Since her return, DeWees looks every bit of herself, scoring 19 and 18 points in the last two games. Haywood has returned to her role as a steady contributor off the bench, shooting a combined 5-of-7 in those two games. And of course, the usual suspects like Morris, Caverly and senior guard Amani Free have left their marks.

But another reason for the Bobcats’ recent boost in form is their newly utilized injection of freshmen. Forward Grace LaBarge and guard Jackie Grisdale have entered the rotation and registered meaningful minutes in recent weeks.

“Both Grace and Jackie have emerged,” Fabbri said. “(It’s) February now, (they’re) really comfortable in their roles. Getting the minutes, getting the confidence and continuing to expand, and they’re invaluable down the stretch.”

Grisdale has offered exactly what the Bobcats’ system entails. She’s an efficient shooter (45% from the field, 40% from 3-point range) and is quick on her cuts, which the Bobcats offense has been built on as of late.

LaBarge fits the Cur’Tiera Haywood model. She isn’t yet an explosive scorer like Haywood can be, but her presence in sub packages and her effort on defense point toward more usage in the future.

“(LaBarge is) so athletic, long, skilled and fast,” Fabbri said. “If you watch defensively, it’s like a cat out there.

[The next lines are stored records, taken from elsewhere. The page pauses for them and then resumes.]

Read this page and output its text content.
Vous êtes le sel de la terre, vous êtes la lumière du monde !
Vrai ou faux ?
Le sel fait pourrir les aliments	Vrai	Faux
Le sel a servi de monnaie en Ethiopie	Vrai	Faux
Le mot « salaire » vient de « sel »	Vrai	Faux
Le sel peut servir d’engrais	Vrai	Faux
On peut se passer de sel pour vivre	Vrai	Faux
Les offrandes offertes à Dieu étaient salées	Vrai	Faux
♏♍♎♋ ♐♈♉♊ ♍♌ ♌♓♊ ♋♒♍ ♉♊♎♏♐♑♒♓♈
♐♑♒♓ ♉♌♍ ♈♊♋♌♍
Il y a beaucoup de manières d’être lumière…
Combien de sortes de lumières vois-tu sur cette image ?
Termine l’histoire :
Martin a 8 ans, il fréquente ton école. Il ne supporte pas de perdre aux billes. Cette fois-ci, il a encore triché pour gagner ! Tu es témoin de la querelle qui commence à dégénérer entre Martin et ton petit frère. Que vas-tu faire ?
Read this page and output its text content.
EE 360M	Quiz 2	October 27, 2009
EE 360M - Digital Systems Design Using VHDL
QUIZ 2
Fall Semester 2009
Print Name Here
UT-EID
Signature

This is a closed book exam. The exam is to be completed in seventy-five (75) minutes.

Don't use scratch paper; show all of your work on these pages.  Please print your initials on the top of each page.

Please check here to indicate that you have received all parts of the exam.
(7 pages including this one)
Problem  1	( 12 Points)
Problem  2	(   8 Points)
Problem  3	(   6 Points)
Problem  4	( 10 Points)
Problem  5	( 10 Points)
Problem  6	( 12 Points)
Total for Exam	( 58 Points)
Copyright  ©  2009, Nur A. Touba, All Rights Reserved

She can defend anyone from a center to a point guard. We can really have some defensive versatility.”

It seems irresponsible to dump all this heart-eyed admiration over the Bobcats’ last two games without reminding you that these two games were against two of the bottom-four teams in the MAAC. I also admit that I said something  similar last year before watching the team suffer a shocking first-round exit in the MAAC tournament against Rider.

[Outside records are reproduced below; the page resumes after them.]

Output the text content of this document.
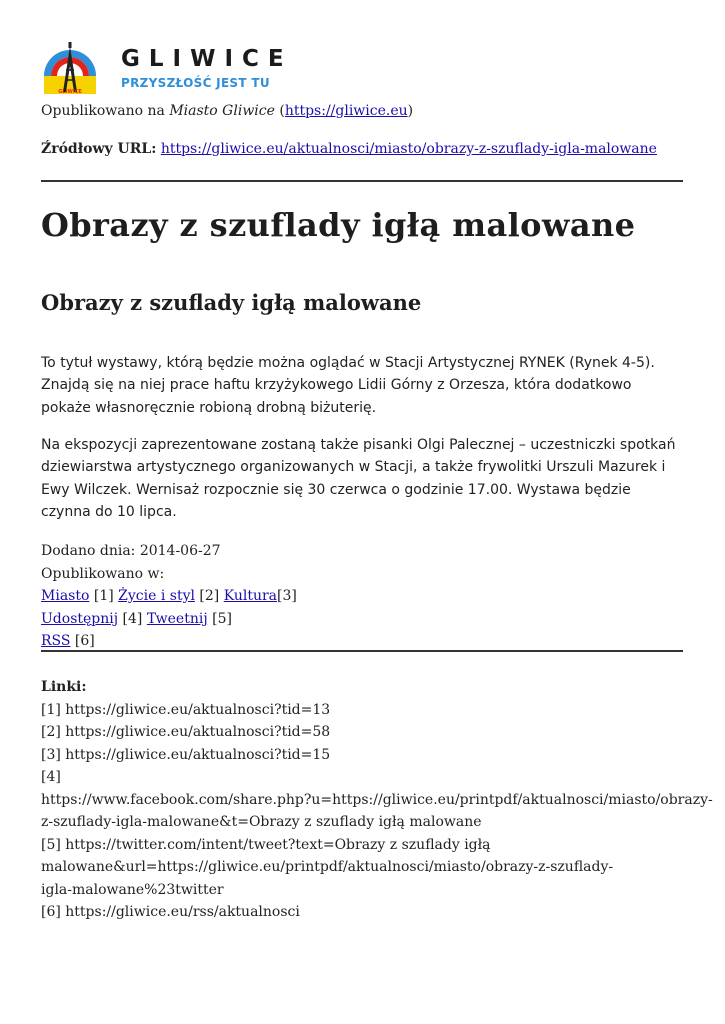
GLIWICE
GLIWICE
PRZYSZŁOŚĆ JEST TU
Opublikowano na Miasto Gliwice (https://gliwice.eu)
Źródłowy URL: https://gliwice.eu/aktualnosci/miasto/obrazy-z-szuflady-igla-malowane
Obrazy z szuflady igłą malowane
Obrazy z szuflady igłą malowane

To tytuł wystawy, którą będzie można oglądać w Stacji Artystycznej RYNEK (Rynek 4-5). Znajdą się na niej prace haftu krzyżykowego Lidii Górny z Orzesza, która dodatkowo pokaże własnoręcznie robioną drobną biżuterię.

Na ekspozycji zaprezentowane zostaną także pisanki Olgi Palecznej – uczestniczki spotkań dziewiarstwa artystycznego organizowanych w Stacji, a także frywolitki Urszuli Mazurek i Ewy Wilczek. Wernisaż rozpocznie się 30 czerwca o godzinie 17.00. Wystawa będzie czynna do 10 lipca.

Dodano dnia: 2014-06-27
Opublikowano w:
Miasto [1] Życie i styl [2] Kultura[3]
Udostępnij [4] Tweetnij [5]
RSS [6]
Linki:
[1] https://gliwice.eu/aktualnosci?tid=13
[2] https://gliwice.eu/aktualnosci?tid=58
[3] https://gliwice.eu/aktualnosci?tid=15
[4]
https://www.facebook.com/share.php?u=https://gliwice.eu/printpdf/aktualnosci/miasto/obrazy-
z-szuflady-igla-malowane&t=Obrazy z szuflady igłą malowane
[5] https://twitter.com/intent/tweet?text=Obrazy z szuflady igłą
malowane&url=https://gliwice.eu/printpdf/aktualnosci/miasto/obrazy-z-szuflady-
igla-malowane%23twitter
[6] https://gliwice.eu/rss/aktualnosci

But LaBarge and Grisdale have offered new depth. DeWees and Morris are playing at the top of their games — just as expected — but most importantly, the team is peaking at the right time. Not only is the tournament only a few weeks away, but there are still a couple more important games circled on the regular-season schedule against Manhattan and Fairfield.

Every game in February is an adjustment to the landscape of Atlantic City. Whose stock is going up and whose is going down before the games really matter?

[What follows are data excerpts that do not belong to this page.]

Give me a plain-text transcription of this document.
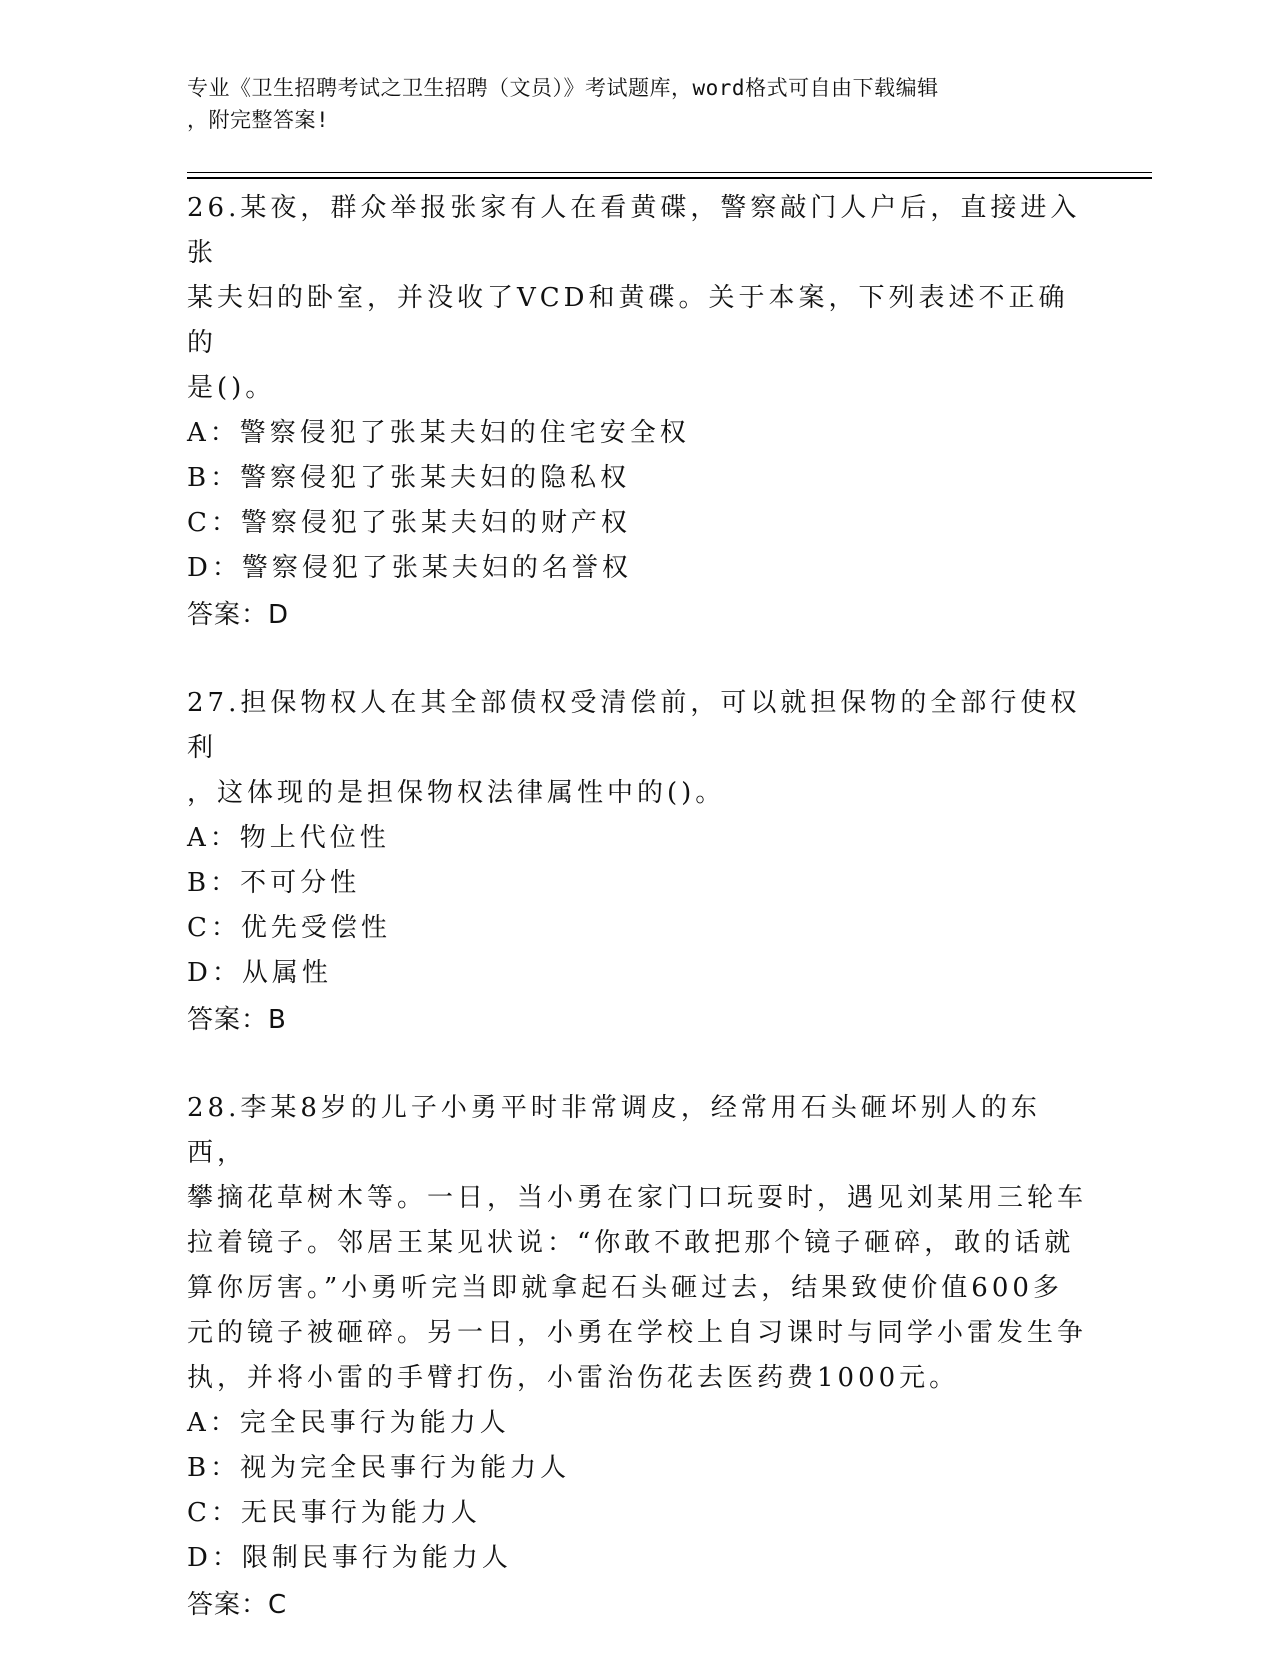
专业《卫生招聘考试之卫生招聘（文员）》考试题库，word格式可自由下载编辑
，附完整答案!

26.某夜，群众举报张家有人在看黄碟，警察敲门人户后，直接进入张

某夫妇的卧室，并没收了VCD和黄碟。关于本案，下列表述不正确的

是()。

A：警察侵犯了张某夫妇的住宅安全权

B：警察侵犯了张某夫妇的隐私权

C：警察侵犯了张某夫妇的财产权

D：警察侵犯了张某夫妇的名誉权

答案：D

27.担保物权人在其全部债权受清偿前，可以就担保物的全部行使权利

，这体现的是担保物权法律属性中的()。

A：物上代位性

B：不可分性

C：优先受偿性

D：从属性

答案：B

28.李某8岁的儿子小勇平时非常调皮，经常用石头砸坏别人的东西，

攀摘花草树木等。一日，当小勇在家门口玩耍时，遇见刘某用三轮车

拉着镜子。邻居王某见状说：“你敢不敢把那个镜子砸碎，敢的话就

算你厉害。”小勇听完当即就拿起石头砸过去，结果致使价值600多

元的镜子被砸碎。另一日，小勇在学校上自习课时与同学小雷发生争

执，并将小雷的手臂打伤，小雷治伤花去医药费1000元。

A：完全民事行为能力人

B：视为完全民事行为能力人

C：无民事行为能力人

D：限制民事行为能力人

答案：C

Last season, Quinnipiac dropped two of its final three regular-season games. One loss was to Siena and one was to Niagara, who were ranked No. 9 and No. 8 in the tournament, respectively. That couldn’t have inspired overwhelming confidence on the bus ride to New Jersey. What would you rather do on a four-hour bus ride: relive the glory of stomping a team by 20 points or pick apart the details of a game that you know shouldn’t have gotten away from you?

We probably won’t see the Bobcats rip off landslide victories with regularity for much longer. But they did wonders to reaffirm this team’s place at the top of the conference.